Portable data exploration with Docker: looking at mobility in Mexico City
Posted in data visualization
In many data projects, exploration is an important component of the analysis pipeline; modern tools such as D3 allows developers to make exploration much more complete and flexible; the downside of this is that the increase in complexity can make the resulting program difficult to share or even reproduce. Fortunately, Docker containers can help make our life easier by encapsulating all of this complexity away and letting team members and clients makers focus on the results.
Understanding and visualizing the data is an important step towards the success of any data project, either as a preamble to feature engineering or simply for presenting results. In my experience interactive visualization can convey deeper insights and have the added bonus of letting others interact with the data directly. However, this can get a bit impractical depending on factors like dataset size and presentation formats: having to install R and a bunch of system dependencies in the client's laptop is not great; shiny doesn't seem to take it well when the app or the data get relatively large; paying for a full web server is not ideal in some projects.

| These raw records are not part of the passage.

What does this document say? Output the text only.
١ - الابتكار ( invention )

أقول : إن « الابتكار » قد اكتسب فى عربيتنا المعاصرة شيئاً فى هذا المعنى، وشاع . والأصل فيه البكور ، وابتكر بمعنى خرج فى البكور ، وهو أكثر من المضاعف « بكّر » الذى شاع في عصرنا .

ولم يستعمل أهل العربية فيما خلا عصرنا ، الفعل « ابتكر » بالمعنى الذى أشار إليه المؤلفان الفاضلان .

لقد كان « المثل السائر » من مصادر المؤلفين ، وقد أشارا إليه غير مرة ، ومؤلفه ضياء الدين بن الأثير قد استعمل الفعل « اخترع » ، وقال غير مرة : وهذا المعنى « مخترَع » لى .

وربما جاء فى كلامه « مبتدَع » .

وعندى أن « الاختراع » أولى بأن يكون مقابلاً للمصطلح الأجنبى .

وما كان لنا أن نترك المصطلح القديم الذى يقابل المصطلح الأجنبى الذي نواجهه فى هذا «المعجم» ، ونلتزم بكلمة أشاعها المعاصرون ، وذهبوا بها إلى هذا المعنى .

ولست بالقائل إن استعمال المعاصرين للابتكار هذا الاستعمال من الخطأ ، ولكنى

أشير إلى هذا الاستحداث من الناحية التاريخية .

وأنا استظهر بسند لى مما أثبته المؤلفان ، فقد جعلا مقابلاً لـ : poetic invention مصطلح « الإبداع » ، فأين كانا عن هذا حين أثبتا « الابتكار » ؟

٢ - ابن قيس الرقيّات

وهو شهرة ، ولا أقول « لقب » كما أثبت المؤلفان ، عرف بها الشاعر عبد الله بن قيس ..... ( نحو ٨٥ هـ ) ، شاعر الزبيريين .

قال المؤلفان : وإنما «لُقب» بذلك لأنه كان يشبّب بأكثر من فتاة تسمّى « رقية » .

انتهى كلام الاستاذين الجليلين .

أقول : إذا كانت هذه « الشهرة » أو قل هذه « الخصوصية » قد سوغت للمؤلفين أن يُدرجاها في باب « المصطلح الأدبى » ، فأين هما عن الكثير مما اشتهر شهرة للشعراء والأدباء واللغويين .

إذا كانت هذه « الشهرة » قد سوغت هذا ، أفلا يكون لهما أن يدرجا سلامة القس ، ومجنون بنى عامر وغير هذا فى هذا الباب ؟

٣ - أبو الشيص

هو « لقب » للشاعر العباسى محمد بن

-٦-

Containerization technology has been on the rise for a few years now, specially in large scale systems, because it provides standard objects (containers) in which each piece of the system can be encapsulated with all of its dependencies and from there interact with other parts of the system; it allows sort of a zoomed-out version of the object oriented programming principles, simplifying development enormously. Regarding data projects, Docker containers' lightwight virtualization also allows greater flexibility. In the sections below I'll explain how this can be achieved for a non-trivial project that involved different technologies; the use case is about exploring how Mexico City's bike sharing system works on a day to day basis.
Visualizing bike mobility in Mexico City
Ecobici is Mexico City's public bike sharing systems. It started in 2010, and to date, it comprises around 500 stations spread across some of the busiest commercial and corporate districts in the city, moving hundreds of thousands of users each month; the service has an online API where anyone can request real-time as well as historic anonimized data, and putting this together with public geographic data from INEGI, we can get a good idea of the general mobility patterns in the system. Furthermore, even though the data is anonimised, using Google's geocode API we can roughly see where most of the transport flow takes place.
For the sake of demonstration, the data snapshot shown here contains only one month of data, which is around 70MB, but depending on how much historic data we want to look at, the dataset can get to a few GB in size. To make dynamic figures we need to query this data efficiently, so storing it in indexed MySQL tables can be a good idea. From there, we can use Python to do some preprocessing, and use D3 to generate the figures.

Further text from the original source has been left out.